In 2014, Voith equipped the Budarhals hydropower plant in Iceland with two modern, environmentally compatible Kaplan turbines featuring water-filled runner hubs and cutting-edge generators with specially developed excitation systems. Apart from the main components of the electrical and mechanical equipment, Voith also supplied the crane systems for the powerhouse and the control systems for the power plant. The facility has an installed output of 95 MW and a capacity of around 585 GWh per year.

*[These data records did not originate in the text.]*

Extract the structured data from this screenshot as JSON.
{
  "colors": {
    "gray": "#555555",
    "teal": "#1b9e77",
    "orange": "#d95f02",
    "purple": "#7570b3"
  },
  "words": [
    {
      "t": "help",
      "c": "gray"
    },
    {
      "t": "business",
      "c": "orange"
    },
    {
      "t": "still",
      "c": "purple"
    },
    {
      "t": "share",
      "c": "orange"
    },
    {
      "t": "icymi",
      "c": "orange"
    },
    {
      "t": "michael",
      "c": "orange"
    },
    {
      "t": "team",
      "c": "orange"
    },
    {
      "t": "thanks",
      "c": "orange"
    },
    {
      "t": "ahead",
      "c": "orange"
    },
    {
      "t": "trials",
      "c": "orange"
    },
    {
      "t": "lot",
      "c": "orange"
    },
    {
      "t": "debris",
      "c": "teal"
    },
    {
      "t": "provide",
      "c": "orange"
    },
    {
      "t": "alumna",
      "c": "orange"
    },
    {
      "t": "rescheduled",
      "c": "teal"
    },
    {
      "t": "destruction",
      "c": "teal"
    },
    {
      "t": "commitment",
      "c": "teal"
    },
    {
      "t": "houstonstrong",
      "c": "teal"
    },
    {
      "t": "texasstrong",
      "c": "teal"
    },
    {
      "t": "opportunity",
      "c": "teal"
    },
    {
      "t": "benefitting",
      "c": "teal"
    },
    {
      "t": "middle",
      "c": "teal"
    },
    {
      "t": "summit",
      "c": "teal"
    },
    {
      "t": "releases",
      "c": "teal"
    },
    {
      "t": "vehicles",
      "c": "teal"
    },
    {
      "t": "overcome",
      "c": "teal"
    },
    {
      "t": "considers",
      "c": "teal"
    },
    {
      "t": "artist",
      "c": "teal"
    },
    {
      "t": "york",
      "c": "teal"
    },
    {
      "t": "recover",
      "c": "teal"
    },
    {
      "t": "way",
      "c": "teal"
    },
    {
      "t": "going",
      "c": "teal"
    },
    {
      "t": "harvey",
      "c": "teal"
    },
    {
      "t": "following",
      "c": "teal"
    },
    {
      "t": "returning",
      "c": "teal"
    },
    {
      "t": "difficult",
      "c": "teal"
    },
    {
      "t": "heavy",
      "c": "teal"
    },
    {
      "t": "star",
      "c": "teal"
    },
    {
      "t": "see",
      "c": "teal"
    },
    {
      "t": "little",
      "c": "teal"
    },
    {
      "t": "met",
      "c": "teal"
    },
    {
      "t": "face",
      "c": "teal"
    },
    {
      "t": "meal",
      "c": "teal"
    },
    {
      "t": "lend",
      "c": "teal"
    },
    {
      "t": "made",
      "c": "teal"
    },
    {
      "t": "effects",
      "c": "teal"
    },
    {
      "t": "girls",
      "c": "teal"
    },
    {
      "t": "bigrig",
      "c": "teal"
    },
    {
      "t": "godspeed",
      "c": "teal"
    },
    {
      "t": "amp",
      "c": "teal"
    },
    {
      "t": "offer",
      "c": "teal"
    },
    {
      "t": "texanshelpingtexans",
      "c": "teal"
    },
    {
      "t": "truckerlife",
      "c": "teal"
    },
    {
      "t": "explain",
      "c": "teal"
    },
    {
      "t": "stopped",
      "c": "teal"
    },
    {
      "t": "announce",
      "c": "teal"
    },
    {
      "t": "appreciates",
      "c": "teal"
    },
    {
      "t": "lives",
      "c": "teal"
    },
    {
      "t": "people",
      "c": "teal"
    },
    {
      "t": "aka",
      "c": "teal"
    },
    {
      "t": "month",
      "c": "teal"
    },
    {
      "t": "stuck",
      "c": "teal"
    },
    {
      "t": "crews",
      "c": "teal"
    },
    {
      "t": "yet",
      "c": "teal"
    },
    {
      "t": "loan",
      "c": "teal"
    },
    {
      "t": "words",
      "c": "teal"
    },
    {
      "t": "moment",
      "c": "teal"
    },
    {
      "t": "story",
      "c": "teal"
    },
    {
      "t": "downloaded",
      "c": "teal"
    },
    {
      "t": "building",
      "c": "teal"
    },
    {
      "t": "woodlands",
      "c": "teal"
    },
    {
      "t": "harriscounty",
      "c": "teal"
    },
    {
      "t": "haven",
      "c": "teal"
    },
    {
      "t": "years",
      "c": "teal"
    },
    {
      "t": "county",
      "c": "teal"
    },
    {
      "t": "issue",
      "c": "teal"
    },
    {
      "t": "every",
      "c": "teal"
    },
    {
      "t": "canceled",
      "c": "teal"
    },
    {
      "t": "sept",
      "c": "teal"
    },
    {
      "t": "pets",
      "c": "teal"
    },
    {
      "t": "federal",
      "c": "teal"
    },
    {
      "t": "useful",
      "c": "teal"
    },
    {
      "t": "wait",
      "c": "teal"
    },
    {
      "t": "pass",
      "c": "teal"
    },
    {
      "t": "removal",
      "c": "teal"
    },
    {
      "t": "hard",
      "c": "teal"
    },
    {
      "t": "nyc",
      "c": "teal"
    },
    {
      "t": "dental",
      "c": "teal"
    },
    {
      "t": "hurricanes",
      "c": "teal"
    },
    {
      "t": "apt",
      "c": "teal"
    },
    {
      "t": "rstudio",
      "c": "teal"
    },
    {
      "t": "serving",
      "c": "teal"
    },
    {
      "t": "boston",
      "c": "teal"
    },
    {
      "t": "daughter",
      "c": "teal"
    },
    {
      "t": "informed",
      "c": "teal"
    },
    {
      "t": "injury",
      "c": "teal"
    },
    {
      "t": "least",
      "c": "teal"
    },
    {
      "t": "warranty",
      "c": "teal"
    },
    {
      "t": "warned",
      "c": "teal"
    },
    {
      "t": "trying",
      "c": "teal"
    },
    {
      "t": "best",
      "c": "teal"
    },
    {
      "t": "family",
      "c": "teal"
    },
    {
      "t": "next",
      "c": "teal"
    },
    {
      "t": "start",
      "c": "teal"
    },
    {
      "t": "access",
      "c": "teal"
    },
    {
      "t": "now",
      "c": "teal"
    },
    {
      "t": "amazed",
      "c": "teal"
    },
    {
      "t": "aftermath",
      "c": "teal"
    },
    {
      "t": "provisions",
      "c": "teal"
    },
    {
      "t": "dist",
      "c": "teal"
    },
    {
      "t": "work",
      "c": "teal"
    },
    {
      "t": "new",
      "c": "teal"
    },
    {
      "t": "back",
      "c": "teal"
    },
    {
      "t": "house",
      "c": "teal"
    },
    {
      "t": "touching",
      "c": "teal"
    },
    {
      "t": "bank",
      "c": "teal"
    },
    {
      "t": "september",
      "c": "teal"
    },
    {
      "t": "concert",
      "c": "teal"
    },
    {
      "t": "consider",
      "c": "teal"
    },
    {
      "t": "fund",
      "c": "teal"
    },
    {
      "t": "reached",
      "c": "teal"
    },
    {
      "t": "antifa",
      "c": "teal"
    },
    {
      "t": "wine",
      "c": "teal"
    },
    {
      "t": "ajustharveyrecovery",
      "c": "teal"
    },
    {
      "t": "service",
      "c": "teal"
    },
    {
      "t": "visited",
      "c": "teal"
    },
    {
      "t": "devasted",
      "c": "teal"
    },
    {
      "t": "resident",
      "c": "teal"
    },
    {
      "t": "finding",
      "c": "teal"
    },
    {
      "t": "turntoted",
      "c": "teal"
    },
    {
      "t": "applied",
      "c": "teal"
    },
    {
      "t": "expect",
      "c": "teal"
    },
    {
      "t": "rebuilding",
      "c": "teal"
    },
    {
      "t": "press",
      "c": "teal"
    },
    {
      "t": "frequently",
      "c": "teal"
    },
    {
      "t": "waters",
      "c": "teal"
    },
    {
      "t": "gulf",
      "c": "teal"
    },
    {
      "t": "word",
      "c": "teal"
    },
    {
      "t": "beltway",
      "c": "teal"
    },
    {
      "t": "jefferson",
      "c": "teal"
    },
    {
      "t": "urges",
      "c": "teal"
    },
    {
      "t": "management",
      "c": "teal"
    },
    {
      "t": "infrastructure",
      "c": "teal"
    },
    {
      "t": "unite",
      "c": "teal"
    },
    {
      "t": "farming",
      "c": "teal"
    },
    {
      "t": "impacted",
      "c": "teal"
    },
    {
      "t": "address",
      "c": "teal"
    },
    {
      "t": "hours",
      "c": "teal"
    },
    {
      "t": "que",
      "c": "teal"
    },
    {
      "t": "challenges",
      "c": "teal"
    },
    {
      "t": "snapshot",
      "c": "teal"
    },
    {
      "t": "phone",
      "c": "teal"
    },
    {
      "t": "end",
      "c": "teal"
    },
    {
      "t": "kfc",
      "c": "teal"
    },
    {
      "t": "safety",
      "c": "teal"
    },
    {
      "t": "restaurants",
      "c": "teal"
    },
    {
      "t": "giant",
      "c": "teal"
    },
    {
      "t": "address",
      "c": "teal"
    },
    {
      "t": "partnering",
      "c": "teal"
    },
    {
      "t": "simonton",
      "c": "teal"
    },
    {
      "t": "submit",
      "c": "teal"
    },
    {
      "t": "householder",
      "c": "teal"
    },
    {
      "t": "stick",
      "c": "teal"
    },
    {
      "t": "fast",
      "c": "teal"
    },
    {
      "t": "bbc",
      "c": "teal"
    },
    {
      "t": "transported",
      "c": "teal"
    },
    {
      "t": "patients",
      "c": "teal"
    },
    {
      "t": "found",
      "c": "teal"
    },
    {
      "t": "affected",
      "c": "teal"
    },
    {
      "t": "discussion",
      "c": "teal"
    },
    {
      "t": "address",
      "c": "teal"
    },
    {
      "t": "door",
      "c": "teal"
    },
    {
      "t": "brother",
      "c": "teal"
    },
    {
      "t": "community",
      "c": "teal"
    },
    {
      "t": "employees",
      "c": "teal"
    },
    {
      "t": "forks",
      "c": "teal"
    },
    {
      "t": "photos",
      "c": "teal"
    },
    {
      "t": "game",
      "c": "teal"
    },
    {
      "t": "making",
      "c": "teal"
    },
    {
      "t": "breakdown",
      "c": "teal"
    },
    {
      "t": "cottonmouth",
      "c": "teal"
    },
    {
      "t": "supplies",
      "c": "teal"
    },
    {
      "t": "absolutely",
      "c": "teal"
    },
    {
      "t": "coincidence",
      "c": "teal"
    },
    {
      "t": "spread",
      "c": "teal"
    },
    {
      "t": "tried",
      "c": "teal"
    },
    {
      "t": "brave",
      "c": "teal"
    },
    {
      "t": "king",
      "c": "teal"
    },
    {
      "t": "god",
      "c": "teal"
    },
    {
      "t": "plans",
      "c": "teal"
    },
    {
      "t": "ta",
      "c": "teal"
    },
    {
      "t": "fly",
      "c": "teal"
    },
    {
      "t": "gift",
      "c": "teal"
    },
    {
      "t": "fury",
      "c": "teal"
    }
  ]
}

Since then, Voith has also installed other digital solutions and cutting-edge technologies in the plant. The highly automated Budarhals power plant is in a remote location and is unmanned, so any undetected problems can cause severe damage to equipment. To prevent this, Voith has installed OnCare.Acoustic, which helps the operator to identify potentially dangerous incidents early on by detecting acoustic anomalies in good time. The acoustic monitoring system helps ensure the reliability, availability, and safety of the hydropower plant. OnCare.Acoustic comprises various modular packages. In addition, Voith experts offer consultancy services including the analysis of inspection and maintenance reports in combination with operating and condition monitoring data. The operator then receives recommendations on how to improve maintenance and operation at the plan

Voith in Iceland

This close collaboration with Landsvirkjun is a continuation of Voith’s long tradition of doing business in Iceland. As far back as 1912, the company built the first complete turbine installation in the Fjardarsel power plant. This system has a capacity of 550 kW, is driven by a horizontal Francis turbine, and is the oldest power plant in Iceland still operating.

In 1989, Landsvirkjun produced its first drafts for the Budarhals power plant that subsequently formed the basis for the current design. Budarhals was the first major infrastructure project in Iceland after the 2008 economic and financial crisis, which hit the country hard.